Tidak semua orang muhajirin mencari nafkah dengan berdagang. Sebagian dari mereka ada yang menggarap tanah milik orang-orang Anshar. Tidak sedikit pula yang mengalami kesulitan dan kesukaran dalam hidupnya. Akan tetapi, mereka tetap berusaha mencari nafkah sendiri karena tidak ingin menjadi beban orang lain. Misalnya, Abu Hurairah. Kemudian Rasulullah SAW. menyediakan bagi mereka yang kesulitan hidupnya sebuah shuffa (bagian Masjid yang beratap) sebagai tempat tinggal mereka. Oleh karena itu, mereka disebut Ahlush Shuffa (penghuni shuffa). Belanja (gaji) para Ahlush Shuffa ini berasal dari harta kaum Muslimin, baik dari kalangan muhajirin maupun anshar yang berkecukupan. Setelah keadaan perekonomian kaum Muslimin mulai mapan dan pelaksanaan tugas-tugas agama dijalankan secara berkesinambungan, pelaksanaan zakat sesuai dengan hukumnya pun mulai dijalankan. Di Yatsrib (Madinah) inilah Islam mulai menemukan kekuatannya.
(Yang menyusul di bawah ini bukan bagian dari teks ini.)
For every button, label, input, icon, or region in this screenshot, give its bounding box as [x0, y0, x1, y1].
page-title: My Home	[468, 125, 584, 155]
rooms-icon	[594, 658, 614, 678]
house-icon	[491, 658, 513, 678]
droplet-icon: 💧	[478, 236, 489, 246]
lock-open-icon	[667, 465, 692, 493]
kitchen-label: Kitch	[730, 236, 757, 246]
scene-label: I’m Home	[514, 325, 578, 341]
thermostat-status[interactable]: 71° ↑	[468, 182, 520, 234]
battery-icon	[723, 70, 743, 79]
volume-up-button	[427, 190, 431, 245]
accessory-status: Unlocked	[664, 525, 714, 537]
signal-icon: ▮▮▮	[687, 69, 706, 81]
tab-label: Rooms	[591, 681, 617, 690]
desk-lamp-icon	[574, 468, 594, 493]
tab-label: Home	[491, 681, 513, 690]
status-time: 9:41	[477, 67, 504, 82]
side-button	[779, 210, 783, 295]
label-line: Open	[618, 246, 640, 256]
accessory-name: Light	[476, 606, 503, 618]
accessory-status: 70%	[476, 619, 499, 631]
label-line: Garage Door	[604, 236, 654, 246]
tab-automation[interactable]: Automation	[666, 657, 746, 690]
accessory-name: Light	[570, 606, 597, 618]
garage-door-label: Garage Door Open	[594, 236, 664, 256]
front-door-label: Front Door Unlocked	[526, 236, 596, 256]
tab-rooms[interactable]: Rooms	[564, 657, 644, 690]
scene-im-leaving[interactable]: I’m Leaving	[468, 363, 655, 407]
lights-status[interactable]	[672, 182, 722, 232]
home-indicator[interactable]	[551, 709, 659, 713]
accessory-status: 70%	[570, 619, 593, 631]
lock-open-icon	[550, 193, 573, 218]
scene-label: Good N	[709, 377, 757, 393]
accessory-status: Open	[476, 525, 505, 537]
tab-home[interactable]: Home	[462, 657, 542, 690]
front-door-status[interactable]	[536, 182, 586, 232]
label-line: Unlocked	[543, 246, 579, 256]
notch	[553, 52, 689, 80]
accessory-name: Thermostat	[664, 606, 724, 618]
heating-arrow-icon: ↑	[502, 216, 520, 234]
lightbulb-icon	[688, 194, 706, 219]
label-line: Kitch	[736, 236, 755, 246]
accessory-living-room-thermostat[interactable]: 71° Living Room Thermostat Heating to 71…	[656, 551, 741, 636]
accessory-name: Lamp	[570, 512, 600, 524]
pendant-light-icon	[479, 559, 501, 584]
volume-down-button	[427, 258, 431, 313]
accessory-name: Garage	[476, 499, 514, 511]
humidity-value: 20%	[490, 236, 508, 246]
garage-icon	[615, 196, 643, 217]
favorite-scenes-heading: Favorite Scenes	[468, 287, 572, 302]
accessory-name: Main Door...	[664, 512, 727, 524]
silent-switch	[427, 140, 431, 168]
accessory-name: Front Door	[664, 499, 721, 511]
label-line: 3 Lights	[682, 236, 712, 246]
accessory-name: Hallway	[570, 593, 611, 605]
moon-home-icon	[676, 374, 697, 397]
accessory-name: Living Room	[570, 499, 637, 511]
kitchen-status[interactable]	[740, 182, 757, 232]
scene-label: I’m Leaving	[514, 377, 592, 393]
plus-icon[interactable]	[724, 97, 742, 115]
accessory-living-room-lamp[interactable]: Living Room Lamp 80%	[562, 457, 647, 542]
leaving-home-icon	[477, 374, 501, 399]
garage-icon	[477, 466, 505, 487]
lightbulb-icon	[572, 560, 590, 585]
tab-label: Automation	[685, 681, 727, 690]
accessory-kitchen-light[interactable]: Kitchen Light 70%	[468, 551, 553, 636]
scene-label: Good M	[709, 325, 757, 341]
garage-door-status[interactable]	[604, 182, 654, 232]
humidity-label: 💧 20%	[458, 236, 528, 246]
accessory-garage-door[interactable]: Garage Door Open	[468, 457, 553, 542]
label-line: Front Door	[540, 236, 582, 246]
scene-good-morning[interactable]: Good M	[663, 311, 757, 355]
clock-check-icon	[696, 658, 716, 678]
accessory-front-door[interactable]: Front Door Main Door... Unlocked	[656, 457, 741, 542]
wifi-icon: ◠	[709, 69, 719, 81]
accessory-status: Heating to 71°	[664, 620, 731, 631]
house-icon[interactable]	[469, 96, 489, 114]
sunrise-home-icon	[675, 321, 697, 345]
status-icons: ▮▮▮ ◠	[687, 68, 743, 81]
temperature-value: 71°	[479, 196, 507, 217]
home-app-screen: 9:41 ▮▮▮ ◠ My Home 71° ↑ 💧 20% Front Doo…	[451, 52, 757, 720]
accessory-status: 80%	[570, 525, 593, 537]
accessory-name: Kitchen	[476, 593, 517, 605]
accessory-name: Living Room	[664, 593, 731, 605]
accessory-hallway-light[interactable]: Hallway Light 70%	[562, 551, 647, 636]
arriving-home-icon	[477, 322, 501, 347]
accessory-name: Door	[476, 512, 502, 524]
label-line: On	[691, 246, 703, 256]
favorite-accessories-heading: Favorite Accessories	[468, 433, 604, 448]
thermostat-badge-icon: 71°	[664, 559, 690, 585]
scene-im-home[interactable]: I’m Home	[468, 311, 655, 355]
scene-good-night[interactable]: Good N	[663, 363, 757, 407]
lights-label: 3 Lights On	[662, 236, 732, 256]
Setelah hijrah ke Madinah, Nabi SAW. menerima wahyu berikut ini: Artinya : “Dan dirikanlah shalat serta tunaikanlah zakat. Dan apa-apa yang kamu usahakan dari kebaikan bagi dirimu, tentu kamu akan mendapat pahalanya di sisi Allah. Sesungguhnya Allah Maha Melihat apa-apa yang kamu kerjakan”(QS Al-Baqarah: 110). Berbeda dengan ayat sebelumnya, kewajiban zakat dalam ayat ini diungkapkan sebagai sebuah perintah, dan bukan sekedar anjuran. Mengenai kewajiban zakat ini ilmuwan Muslim ternama, Ibnu Katsir, mengungkapkan, “Zakat ditetapkan di Madinah pada abad kedua hijriyah. Tampaknya, zakat yang ditetapkan di Madinah merupakan zakat dengan nilai dan jumlah kewajiban yang khusus, sedangkan zakat yang ada sebelum periode ini, yang dibicarakan di Makkah, merupakan kewajiban perseorangan semata”. Sayid Sabiq menerangkan bahwa zakat pada permulaan Islam diwajibkan secara mutlak. Kewajiban zakat ini tidak dibatasi harta yang diwajibkan untuk dizakati dan ketentuan kadar zakatnya. Semua itu diserahkan pada kesadaran dan kemurahan kaum Muslimin.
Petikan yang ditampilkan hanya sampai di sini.